Should soldiers patrol in Jamaica's tourist hotspots?

Reggaetourist summary - I found the editorial in today's Gleaner to be rather surprising. The context is of course global terrorism but also the killing of a Canadian tourist recently in Negril. The editorial pleads for more soldiers patrolling the tourist towns of Jamaica, stating that tourists would feel safer. What do you think?

 

Editorial | A case for soldiers in resort towns

Jamaica Gleaner

Tuesday, June 14, 2016 - Editorial

It used to be the argument of Jamaica's tourism interests and policymakers that soldiers patrolling the streets of the island's resort towns would be damaging to the industry. The presence of the military, they felt, would detract from the image of a laid-back, idyllic tropical paradise portrayed in tourism brochures. So, visitor arrival numbers would decline and tourists travel to alternative destinations.

If those assumptions were ever true, we would doubt their validity in today's global environment. Rather than being spooked by the sight of soldiers, visitors are more likely to be reassured, feeling safer.

The immediate context to this observation is last weekend's murder in Negril, a well-known holiday spot, of Canadian tourist Andre Palakai, who was shot dead while attempting to prevent the robbery of his female companion. So, far this year, there have been 46 homicides, a 15 per cent increase compared to the same period in 2015, in the parish of Westmoreland, in whose police division much of Negril falls. Overall, murders are running at around the same rate as in 2015, but with a notable shift in the geographic distribution - declining in the usual hotspots of Kingston and St Andrew and St Thomas regions and increasing in rural parishes, as well as some of those with significant levels of tourism. Negril/Westmoreland is a case in point, as well as St James, whose capital is the big tourism centre, and Trelawny, a growing tourism region.

The good thing, last weekend's incident notwithstanding, Jamaica - with one of the world's worst homicide rates of near 40 per 100,000 - has one of the lowest rates of crime against tourists. Visitors are more likely to be harassed by the hard-sellers of trinkets and all other manner of goods and services.

However, when visitors suffer the fate of Mr Palakai or are murdered like Randy Hentzel and Harold Nichols, two American missionaries who were killed in the parish of St Mary in May, foreign attention, of an unwelcome kind, is paid to Jamaica.
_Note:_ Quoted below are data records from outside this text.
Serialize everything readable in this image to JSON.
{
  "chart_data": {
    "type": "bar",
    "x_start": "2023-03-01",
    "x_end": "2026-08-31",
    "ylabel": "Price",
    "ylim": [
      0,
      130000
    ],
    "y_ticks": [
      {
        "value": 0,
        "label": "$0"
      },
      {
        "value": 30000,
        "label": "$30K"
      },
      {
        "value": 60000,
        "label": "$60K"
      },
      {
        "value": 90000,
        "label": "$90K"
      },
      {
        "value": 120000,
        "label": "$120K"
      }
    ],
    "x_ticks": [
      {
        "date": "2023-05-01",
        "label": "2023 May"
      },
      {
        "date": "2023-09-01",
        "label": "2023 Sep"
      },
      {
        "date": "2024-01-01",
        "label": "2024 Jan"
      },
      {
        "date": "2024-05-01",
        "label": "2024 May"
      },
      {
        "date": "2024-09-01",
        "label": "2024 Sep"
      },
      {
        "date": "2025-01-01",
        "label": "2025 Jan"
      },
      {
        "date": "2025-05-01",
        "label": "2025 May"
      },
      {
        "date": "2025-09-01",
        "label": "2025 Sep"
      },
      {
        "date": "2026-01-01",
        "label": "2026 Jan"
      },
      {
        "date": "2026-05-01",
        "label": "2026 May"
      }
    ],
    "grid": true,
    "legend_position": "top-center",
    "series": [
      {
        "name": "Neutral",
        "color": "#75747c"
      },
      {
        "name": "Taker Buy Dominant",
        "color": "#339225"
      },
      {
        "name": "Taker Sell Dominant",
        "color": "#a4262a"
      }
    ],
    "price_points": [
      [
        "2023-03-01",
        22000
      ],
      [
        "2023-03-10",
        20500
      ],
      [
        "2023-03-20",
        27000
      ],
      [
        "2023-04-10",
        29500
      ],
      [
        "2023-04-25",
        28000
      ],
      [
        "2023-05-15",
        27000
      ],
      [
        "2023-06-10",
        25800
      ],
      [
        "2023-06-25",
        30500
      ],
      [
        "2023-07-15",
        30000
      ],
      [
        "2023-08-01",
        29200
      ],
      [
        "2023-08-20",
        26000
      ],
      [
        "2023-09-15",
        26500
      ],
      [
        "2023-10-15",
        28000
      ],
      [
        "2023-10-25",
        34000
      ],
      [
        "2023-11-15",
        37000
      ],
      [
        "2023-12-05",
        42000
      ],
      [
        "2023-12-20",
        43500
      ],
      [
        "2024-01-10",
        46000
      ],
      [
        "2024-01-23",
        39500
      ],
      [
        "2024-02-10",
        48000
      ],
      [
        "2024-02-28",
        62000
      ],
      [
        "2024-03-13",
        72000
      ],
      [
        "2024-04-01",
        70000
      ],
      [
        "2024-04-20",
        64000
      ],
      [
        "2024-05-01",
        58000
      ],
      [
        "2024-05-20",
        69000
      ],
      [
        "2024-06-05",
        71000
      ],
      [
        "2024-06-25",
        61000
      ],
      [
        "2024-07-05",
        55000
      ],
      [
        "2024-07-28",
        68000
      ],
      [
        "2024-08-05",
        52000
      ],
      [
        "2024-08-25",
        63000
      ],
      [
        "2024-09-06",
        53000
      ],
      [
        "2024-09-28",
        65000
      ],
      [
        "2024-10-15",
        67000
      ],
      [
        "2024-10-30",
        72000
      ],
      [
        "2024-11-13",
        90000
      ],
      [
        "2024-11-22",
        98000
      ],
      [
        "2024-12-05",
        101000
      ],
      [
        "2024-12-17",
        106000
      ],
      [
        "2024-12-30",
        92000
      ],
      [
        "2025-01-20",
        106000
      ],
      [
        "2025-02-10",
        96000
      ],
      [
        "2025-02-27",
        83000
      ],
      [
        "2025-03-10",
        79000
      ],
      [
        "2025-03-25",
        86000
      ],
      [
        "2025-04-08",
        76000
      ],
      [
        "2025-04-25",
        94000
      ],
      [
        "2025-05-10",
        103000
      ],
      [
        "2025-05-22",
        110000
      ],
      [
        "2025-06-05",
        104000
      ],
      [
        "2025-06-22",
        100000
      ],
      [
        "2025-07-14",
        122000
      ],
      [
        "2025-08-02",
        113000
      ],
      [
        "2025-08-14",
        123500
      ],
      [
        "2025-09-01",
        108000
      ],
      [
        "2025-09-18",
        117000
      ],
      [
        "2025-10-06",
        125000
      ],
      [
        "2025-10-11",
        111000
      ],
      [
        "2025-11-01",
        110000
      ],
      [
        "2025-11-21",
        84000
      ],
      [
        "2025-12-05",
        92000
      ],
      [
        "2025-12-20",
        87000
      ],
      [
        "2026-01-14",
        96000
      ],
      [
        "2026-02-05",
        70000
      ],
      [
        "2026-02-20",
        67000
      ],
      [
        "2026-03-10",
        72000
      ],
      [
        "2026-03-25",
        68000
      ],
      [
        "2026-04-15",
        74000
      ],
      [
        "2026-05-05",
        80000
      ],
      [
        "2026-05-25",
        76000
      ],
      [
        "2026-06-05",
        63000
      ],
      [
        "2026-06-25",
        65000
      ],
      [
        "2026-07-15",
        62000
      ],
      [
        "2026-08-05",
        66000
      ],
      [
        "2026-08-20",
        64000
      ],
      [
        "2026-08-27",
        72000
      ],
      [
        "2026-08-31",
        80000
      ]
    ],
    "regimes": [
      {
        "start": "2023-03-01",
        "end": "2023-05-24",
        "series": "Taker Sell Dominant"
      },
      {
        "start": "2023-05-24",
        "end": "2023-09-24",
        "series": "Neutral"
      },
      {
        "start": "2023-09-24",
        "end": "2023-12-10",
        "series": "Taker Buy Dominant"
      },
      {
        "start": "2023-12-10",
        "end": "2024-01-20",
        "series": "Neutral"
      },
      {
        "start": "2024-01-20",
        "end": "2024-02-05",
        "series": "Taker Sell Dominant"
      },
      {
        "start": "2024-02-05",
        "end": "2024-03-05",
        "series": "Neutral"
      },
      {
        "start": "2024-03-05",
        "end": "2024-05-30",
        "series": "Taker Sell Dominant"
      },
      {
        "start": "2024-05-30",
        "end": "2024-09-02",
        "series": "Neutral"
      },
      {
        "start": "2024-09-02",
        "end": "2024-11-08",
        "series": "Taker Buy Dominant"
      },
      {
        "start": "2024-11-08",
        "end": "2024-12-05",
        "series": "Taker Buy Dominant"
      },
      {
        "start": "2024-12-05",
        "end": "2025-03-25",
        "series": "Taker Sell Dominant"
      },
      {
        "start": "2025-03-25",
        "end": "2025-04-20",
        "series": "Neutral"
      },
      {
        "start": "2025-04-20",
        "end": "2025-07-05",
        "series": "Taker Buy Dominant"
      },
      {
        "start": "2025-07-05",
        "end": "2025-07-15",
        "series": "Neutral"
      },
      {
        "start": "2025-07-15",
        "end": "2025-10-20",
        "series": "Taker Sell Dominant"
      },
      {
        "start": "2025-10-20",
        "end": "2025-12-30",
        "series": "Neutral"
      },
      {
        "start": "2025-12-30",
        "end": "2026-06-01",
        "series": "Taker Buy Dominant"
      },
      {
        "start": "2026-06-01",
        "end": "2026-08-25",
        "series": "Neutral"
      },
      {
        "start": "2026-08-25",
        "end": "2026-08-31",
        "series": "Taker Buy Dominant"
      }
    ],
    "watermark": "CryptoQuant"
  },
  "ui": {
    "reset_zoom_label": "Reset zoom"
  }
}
The island's crime problem, for instance, was a focus of sections of the US media after the killings of Messrs Hentzel and Nichols. An unfortunate and far more tragic event, the mass killings in Orlando, will likely spare Jamaica the intensity of the scrutiny this time.

RETHINK SECURITY TACTICS

But it is an opportunity, we believe, for Jamaica, in the short term, to rethink its security tactics in the tourist resort towns. We believe that they should be flooded with soldiers and other security officers on foot patrol. And their presence should be obvious. We believe this would be a deterrent to crimes against tourists. Visitors are unlikely to be fazed or offended by the sight of armed soldiers on Jamaica's streets. Indeed, in the age of global jihadist terrorism, the presence of armed paramilitary security is a growing feature of many cities.

The value of their presence in Negril, or the tourist sections of Montego Bay or Ocho Rios, would not only reassure tourists. Jamaicans, too, live in these communities and their safety is not divorced from that of visitors. Moreover, the more than three million visitors who come to Jamaica each year spend more than US$2 billion, contributing to an industry that accounts for nearly 10 per cent of GDP. Jamaica can't afford tourism's collapse.